Tangkap Illegal Fishing Asal China, Satgas KKP Harus Dibantu TNI AL

Posted by Muhammad Abdi on 09:29 AM, 02-Apr-16


KARTA – Upaya China untuk menggagalkan penangkapan kapal nelayannya di Perairan Natuna, Kepulauan Riau, merupakan penegasan bahwa dalam menangani kasus pencurian ikan (illegal fishing) di perairan Indonesia diperlukan ketegasan dan kerjasama berbagai pihak.

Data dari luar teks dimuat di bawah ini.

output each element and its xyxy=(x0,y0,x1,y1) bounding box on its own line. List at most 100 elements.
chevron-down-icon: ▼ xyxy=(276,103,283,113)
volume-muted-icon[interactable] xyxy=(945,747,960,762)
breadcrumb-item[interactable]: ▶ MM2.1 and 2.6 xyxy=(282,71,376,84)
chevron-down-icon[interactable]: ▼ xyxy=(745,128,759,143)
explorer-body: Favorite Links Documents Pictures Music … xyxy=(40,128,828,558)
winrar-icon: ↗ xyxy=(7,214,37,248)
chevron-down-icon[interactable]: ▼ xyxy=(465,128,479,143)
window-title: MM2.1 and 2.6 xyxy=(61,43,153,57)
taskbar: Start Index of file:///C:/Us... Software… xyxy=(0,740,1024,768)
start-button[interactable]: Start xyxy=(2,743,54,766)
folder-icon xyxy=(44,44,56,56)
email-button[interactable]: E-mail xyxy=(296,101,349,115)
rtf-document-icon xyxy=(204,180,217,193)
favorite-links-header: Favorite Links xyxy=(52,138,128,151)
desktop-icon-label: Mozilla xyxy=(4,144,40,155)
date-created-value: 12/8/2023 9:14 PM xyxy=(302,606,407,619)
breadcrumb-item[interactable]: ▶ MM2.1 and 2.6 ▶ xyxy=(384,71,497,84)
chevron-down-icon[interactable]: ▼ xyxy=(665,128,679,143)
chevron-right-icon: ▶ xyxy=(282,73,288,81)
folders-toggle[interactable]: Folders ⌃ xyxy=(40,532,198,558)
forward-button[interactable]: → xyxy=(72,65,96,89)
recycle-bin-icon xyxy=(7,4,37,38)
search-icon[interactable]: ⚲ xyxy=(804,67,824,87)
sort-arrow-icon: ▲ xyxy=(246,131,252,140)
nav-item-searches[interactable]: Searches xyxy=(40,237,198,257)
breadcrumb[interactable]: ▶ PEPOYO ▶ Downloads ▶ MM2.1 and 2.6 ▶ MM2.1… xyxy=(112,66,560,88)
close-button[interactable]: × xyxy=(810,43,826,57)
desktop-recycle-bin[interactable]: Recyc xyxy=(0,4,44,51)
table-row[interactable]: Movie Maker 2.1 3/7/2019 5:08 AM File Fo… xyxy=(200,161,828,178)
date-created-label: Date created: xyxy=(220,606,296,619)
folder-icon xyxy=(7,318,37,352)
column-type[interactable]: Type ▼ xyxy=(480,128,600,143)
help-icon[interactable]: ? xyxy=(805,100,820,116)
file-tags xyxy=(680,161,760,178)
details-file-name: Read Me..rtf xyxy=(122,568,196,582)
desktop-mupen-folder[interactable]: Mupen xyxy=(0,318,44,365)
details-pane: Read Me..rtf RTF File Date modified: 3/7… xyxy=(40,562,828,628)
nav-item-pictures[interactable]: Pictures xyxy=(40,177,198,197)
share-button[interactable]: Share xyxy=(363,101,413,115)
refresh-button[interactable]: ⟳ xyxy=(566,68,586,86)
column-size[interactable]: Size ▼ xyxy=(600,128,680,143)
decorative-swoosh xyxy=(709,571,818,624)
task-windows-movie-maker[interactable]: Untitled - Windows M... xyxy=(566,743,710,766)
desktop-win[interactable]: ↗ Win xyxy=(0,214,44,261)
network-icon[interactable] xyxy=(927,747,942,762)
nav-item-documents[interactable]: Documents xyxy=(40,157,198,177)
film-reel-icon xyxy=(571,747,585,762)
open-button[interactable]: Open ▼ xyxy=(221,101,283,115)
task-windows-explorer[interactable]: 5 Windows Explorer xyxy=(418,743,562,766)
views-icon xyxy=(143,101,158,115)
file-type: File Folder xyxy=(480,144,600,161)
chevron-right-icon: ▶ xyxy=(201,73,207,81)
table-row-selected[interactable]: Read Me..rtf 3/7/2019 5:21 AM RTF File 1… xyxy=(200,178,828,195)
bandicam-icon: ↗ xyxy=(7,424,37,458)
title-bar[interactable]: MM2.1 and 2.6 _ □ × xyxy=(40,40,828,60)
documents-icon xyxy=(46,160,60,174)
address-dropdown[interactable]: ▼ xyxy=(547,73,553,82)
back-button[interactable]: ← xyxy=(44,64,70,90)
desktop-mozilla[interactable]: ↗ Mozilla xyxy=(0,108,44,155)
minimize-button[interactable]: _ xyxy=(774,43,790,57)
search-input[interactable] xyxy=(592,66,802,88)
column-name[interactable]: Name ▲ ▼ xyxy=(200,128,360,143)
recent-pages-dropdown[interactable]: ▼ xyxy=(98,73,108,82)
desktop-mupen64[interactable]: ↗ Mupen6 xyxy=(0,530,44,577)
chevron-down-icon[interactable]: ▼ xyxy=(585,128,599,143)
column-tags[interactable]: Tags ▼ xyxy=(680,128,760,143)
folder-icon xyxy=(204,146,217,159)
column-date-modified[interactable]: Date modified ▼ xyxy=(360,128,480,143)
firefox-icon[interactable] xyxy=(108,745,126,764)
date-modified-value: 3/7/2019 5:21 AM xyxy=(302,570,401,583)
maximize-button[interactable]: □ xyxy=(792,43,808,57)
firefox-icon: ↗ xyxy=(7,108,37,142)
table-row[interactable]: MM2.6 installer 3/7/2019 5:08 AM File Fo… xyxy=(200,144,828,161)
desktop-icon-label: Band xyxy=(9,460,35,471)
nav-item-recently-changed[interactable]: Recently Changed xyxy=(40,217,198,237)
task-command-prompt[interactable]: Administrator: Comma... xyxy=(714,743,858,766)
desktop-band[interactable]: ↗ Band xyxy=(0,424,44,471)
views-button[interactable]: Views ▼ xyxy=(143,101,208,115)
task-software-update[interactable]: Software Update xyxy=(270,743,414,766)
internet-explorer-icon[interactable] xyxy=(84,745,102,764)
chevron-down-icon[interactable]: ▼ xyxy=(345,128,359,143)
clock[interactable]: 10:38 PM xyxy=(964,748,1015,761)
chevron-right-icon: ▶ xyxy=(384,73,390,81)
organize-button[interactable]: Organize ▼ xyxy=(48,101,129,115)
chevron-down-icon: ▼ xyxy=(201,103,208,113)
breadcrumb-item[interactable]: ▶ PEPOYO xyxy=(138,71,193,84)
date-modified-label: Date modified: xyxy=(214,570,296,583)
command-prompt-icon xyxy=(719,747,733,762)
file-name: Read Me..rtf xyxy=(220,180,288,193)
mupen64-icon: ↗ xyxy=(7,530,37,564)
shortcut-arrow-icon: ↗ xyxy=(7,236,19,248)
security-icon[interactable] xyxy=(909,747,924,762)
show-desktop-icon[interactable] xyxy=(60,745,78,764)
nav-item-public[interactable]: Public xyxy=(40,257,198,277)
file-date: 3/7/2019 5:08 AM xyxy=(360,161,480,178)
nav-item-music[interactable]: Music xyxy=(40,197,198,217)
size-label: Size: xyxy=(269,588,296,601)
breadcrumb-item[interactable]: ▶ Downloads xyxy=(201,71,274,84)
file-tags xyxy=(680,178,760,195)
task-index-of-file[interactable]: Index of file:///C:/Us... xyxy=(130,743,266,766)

Ketua Umum Asosiasi Perusahaan Maritim dan Perikanan Tangkap Indonesia (Aspitindo) HS Tribuana mengatakan, upaya pihak menggagalkan penangkapan kapal nelayannya oleh Satuan Tugas Kementerian Kelautan dan Perikanan (KKP) merupakan persoalan yang tidak bisa dianggap remeh.

“China telah menggunakan segala cara untuk menggagalkan penangkapan terhadap kapal nelayannya yang mencuri di perairan Indonesia. Pemerintah Indonesia harus bersikap tegas agar peristiwa seperti ini tidak terulang kembali,” kata Tribuana melalui keterangannya di Jakarta, Jumat (25/3/2016).

Oleh karena itu, dia meminta kepada TNI AL, pada khususnya untuk membantu Satgas KKP dalam menangani illegal fishing di perairan Indonesia. “Satgas KKP tidak boleh dibiarkan seorang diri dalam menangani persoalan ini,” ucap Tribuana.

Ditegaskannya, Aspitindo mendukung keinginan pemerintah yang menempatkan sektor perikanan sebagai penghasilan utama Indonesia. “Sektor perikanan merupakan aset kekayaan negara ini yang tidak ada matinya,” tukasnya.

Sekadar informasi, sebelumnya, Tim Satuan Tugas IUU Fishing Kementerian Kelautan dan Perikanan kembali mendeteksi adanya kapal pelaku illegal fishing KM Way Kway Fey 10078 yang ditangkap oleh Kapal Pengawas (KP) HIU 11 di perairan Natuta, Kepulauan Riau.

Namun dalam perjalanan membawa kapal KM Way Kway Fey asal China, pihak KP Hiu 11 akhirnya melepas lantaran adanya insiden dengan Kapal Coastguard milik China.